In his talk prof. Chaisty will present finding from a four-year project on the strategies that presidents use to manage legislative coalitions. He will discuss the findings of surveys that were conducted with legislators in Africa, Latin America and the former Soviet Union.
Professor Chaisty would give his talk on Friday April 1 st at 6 p.m. in room 305 of the Faculty of Social Sciences on Il’inka 13.

Professor Paul Chaisty is the Director of the Russian and Eurasian Studies Centre at St. Antony’s College and the Director of the St. Antony’s Summer School in International Politics.

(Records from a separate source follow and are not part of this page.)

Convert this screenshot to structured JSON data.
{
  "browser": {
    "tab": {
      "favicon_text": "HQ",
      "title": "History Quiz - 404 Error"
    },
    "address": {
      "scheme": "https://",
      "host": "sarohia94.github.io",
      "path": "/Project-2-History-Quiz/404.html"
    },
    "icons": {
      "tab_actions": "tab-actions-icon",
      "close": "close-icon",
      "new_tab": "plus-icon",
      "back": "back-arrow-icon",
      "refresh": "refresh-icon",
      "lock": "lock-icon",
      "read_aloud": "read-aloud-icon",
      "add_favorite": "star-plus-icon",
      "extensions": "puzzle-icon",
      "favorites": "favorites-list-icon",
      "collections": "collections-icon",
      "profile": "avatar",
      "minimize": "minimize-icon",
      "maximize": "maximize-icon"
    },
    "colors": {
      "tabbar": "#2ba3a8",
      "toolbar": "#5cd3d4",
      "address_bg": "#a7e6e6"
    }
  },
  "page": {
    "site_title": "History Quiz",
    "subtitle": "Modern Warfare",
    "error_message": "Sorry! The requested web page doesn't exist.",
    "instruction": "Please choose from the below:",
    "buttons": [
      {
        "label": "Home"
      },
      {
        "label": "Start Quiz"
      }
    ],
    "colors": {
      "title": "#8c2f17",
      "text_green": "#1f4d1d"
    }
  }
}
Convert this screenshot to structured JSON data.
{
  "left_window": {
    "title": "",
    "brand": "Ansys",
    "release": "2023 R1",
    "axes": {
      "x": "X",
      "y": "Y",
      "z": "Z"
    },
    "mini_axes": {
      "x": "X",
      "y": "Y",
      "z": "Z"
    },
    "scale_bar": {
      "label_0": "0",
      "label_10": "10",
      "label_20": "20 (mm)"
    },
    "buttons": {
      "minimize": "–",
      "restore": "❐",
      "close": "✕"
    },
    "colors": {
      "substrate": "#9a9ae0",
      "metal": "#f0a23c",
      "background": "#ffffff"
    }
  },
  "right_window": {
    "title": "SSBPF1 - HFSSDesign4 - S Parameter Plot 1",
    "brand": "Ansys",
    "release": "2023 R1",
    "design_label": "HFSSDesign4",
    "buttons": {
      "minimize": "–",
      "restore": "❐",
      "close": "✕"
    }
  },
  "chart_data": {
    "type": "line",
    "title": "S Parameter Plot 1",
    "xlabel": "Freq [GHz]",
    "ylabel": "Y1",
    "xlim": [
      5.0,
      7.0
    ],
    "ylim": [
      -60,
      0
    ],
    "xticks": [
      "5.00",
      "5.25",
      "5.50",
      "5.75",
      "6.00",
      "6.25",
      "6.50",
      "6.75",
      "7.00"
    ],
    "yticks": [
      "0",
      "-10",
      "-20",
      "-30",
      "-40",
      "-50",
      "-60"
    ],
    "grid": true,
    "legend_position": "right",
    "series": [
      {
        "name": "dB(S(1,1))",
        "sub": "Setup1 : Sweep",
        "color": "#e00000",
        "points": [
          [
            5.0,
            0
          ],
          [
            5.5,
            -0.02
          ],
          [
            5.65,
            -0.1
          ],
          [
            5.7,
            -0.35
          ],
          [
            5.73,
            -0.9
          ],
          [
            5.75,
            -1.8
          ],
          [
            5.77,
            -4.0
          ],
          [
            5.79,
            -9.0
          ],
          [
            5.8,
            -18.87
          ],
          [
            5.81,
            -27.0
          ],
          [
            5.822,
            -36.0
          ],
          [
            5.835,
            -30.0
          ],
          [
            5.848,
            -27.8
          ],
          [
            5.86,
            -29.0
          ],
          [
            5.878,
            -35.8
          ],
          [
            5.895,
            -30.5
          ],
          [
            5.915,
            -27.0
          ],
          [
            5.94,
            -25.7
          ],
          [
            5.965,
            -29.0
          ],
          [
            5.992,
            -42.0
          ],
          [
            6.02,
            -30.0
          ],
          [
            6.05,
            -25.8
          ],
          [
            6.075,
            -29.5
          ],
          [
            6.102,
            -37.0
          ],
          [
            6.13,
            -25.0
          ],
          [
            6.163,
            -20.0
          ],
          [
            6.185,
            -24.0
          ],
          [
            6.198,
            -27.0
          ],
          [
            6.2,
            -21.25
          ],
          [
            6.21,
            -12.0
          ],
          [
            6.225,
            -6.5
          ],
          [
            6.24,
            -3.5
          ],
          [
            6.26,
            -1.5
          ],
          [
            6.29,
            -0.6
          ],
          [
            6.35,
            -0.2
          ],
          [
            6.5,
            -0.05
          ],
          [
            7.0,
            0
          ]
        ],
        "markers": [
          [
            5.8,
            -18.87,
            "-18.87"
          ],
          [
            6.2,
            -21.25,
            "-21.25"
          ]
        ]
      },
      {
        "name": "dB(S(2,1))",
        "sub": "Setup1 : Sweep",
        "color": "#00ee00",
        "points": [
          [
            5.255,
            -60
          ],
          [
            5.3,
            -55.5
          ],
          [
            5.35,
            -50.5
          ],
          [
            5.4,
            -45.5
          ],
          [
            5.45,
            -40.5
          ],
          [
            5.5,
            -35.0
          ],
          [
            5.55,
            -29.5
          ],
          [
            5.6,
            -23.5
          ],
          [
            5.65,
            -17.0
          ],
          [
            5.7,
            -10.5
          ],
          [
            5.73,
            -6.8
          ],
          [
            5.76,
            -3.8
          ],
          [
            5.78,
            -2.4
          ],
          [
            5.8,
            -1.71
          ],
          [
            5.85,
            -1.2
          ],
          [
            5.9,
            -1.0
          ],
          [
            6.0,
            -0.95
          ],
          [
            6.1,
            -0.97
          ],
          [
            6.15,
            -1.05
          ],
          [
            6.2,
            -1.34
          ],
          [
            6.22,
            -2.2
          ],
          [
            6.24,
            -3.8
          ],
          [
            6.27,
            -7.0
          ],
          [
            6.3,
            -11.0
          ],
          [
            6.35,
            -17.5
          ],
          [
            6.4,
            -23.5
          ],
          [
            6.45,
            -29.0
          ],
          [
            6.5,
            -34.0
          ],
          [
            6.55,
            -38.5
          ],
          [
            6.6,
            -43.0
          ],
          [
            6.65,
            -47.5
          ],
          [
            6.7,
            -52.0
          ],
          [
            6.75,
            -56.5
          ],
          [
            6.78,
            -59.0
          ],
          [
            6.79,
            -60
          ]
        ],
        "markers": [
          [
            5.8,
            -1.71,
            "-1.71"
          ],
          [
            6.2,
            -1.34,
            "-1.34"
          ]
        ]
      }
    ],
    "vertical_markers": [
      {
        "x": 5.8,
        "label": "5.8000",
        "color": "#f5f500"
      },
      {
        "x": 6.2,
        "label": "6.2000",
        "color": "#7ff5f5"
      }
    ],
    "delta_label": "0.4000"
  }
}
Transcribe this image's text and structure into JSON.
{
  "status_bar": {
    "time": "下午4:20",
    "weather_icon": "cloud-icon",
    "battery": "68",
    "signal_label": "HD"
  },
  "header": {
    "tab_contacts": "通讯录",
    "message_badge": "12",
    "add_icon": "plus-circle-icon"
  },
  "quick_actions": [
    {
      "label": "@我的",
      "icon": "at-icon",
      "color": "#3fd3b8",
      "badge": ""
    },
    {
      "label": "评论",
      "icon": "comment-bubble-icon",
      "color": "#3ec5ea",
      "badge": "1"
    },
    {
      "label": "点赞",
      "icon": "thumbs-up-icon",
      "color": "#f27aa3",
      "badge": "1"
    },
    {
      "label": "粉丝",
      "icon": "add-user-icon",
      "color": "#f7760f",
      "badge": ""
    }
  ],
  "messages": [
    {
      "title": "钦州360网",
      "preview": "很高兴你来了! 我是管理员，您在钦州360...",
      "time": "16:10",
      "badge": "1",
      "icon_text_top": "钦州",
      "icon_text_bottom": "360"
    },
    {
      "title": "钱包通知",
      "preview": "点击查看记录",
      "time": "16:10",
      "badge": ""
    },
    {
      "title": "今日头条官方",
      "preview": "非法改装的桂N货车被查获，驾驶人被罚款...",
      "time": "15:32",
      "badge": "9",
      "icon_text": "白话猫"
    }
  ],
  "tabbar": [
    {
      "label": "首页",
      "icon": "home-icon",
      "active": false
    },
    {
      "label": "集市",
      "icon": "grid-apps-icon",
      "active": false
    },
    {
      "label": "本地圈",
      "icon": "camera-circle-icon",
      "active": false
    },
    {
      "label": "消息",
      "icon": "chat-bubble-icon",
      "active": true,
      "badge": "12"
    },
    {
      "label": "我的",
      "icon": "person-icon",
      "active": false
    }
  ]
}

Professor Chaisty’s research interests include the study of Russian legislative and party politics. His doctoral thesis was on Russia’s first post-communist parliament, the Supreme Soviet. Since then much of his research has focused on legislative and party political developments in the Supreme Soviet’s successor institution, the State Duma as well as in comparative analysis of legislatures.
Currently prof. Chaisty is involved in a three-year, ESRC-funded, cross-regional research project on the tools that presidents use to build legislative coalitions in emerging democracies. This research covers the Armenian, Russian and Ukrainian assemblies.